Our Threatened Freedom

Are We Regulating Ourselves into Tyranny

Album Cover

Professor: Dr. R.J. Rushdoony

Subject: Political Studies

Lesson: 132-169

Genre: Conversation

Track: 132

Dictation Name: Vol. K - Part 02 - Are We Regulating Ourselves into Tyranny

Location/Venue: Unknown

Year: 1980’s – 1990’s

[Dr. Rushdoony] Are we regulating ourselves into tyranny? This is R.J. Rushdoony with a report on our threatened freedom.

Sometimes reading the newspapers is like reading one’s own obituary. The news tells us that our country is committing suicide, and to make sure it succeeds, it’s trying several brands of poison, inflation, lawlessness, drugs, poor education, and more. High on the list of killer practices is over-regulation.

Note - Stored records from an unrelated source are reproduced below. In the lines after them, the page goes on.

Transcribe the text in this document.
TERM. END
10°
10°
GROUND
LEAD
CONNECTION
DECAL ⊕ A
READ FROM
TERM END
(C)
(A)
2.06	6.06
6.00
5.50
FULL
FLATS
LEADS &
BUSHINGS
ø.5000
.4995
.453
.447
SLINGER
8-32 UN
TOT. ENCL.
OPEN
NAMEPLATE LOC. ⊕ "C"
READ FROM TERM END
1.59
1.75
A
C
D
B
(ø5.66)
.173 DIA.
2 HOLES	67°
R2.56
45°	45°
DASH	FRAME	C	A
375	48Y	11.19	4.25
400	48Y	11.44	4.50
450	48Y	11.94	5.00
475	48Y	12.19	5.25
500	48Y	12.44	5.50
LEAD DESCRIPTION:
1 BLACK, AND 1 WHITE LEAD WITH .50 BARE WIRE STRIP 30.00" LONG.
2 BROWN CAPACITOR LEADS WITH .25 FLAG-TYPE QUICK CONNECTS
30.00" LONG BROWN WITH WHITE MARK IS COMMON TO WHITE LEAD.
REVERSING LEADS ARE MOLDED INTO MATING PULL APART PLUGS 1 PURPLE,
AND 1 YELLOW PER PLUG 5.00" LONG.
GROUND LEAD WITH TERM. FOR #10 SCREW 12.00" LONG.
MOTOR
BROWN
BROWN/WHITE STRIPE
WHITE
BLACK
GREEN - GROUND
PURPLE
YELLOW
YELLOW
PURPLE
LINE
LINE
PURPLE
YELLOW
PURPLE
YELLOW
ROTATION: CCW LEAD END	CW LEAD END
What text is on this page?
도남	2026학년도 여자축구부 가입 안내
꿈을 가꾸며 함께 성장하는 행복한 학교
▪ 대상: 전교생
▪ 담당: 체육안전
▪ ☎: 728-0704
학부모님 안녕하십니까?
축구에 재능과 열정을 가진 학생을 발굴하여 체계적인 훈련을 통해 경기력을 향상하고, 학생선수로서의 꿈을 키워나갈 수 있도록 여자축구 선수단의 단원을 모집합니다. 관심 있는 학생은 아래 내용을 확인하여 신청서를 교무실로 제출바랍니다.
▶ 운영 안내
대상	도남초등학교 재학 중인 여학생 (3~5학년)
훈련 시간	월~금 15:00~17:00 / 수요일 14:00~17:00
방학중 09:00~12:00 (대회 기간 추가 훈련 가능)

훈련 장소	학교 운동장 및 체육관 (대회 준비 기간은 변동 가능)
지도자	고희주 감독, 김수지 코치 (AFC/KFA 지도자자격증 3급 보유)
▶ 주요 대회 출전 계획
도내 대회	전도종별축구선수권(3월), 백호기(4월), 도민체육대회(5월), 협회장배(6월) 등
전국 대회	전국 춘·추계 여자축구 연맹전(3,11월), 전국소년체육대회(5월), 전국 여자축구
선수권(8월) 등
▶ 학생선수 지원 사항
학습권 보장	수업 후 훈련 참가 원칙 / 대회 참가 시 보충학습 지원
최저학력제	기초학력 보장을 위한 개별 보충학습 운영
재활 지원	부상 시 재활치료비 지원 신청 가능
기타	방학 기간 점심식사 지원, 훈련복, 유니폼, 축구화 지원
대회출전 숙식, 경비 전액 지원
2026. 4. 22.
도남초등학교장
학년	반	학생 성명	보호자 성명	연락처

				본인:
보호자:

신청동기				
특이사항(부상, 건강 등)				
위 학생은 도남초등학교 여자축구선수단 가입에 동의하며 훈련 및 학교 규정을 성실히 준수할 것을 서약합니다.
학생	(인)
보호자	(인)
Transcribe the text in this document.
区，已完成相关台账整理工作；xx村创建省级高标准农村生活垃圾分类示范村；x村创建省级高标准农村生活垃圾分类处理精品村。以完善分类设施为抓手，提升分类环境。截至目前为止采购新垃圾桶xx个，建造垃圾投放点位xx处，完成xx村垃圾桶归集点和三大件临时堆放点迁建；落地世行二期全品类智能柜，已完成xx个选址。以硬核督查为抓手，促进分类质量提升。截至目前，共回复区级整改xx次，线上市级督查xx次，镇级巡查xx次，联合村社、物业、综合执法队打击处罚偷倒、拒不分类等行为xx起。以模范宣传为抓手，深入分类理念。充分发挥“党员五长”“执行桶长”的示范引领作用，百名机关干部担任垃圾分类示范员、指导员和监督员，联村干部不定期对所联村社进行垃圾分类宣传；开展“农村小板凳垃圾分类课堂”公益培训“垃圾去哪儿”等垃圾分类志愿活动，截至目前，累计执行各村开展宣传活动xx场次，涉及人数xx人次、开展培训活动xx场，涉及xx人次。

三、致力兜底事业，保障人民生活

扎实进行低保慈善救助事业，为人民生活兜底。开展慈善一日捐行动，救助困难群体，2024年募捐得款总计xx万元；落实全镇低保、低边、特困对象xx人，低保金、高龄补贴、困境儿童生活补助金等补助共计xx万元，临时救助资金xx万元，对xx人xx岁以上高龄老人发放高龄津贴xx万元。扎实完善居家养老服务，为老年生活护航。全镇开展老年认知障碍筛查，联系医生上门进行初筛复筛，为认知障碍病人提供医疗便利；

Today as I was looking over some clippings and articles of the past couple of months, I found this one, which I had saved, but not because I liked it. It reads, and I quote, “Trouble is brewing in University Park Texas, a placid little island of affluence, where city officials propose to allow building inspectors to enter homes to enforce a rigid repair code. The 16 page code proposal says, among other things, that home owners can be fined up to 200 dollars a day for weeds in the lawn, cracks in the stairway, or unsound chimneys. The proposal also authorizes building inspectors to initiate their own complaints and enter homes at any time to enforce the code. I’m worried about this, said college professor Steven {?}, what’s to stop the city from coming back and say we can’t smoke in our homes?” Unquote. Weeds in the lawn are a nuisance, and it’s no pleasure to be reminded of them by your wife, but the idea of a citation and a fine, by a city inspector, is another matter. I may not like the way my neighbor keeps his place, but if I have the right to control him by law, then a neighbor with a place better than mine can legislate against me. If we start fining people for weeds on the law, why not fines for driving a dirty car, or too old a car?

If we can be fined for having a house which does not suit the city inspector, because of cracks on the stairs or in the paint, perhaps the next step is to tell us that we ourselves are unfit for public viewing, because we are overweight, wrinkled, bald, or what have you. The whole philosophy of such regulations leads to tyranny and to a dictator state. In a regulated state, everyone is keeping an eye on other people’s business and not their own.

Regulations governing our lawn’s weeds may give us neater neighborhoods, but freedom is a high price to pay for weed free lawns.

This has been R.J. Rushdoony with a report on our threatened freedom.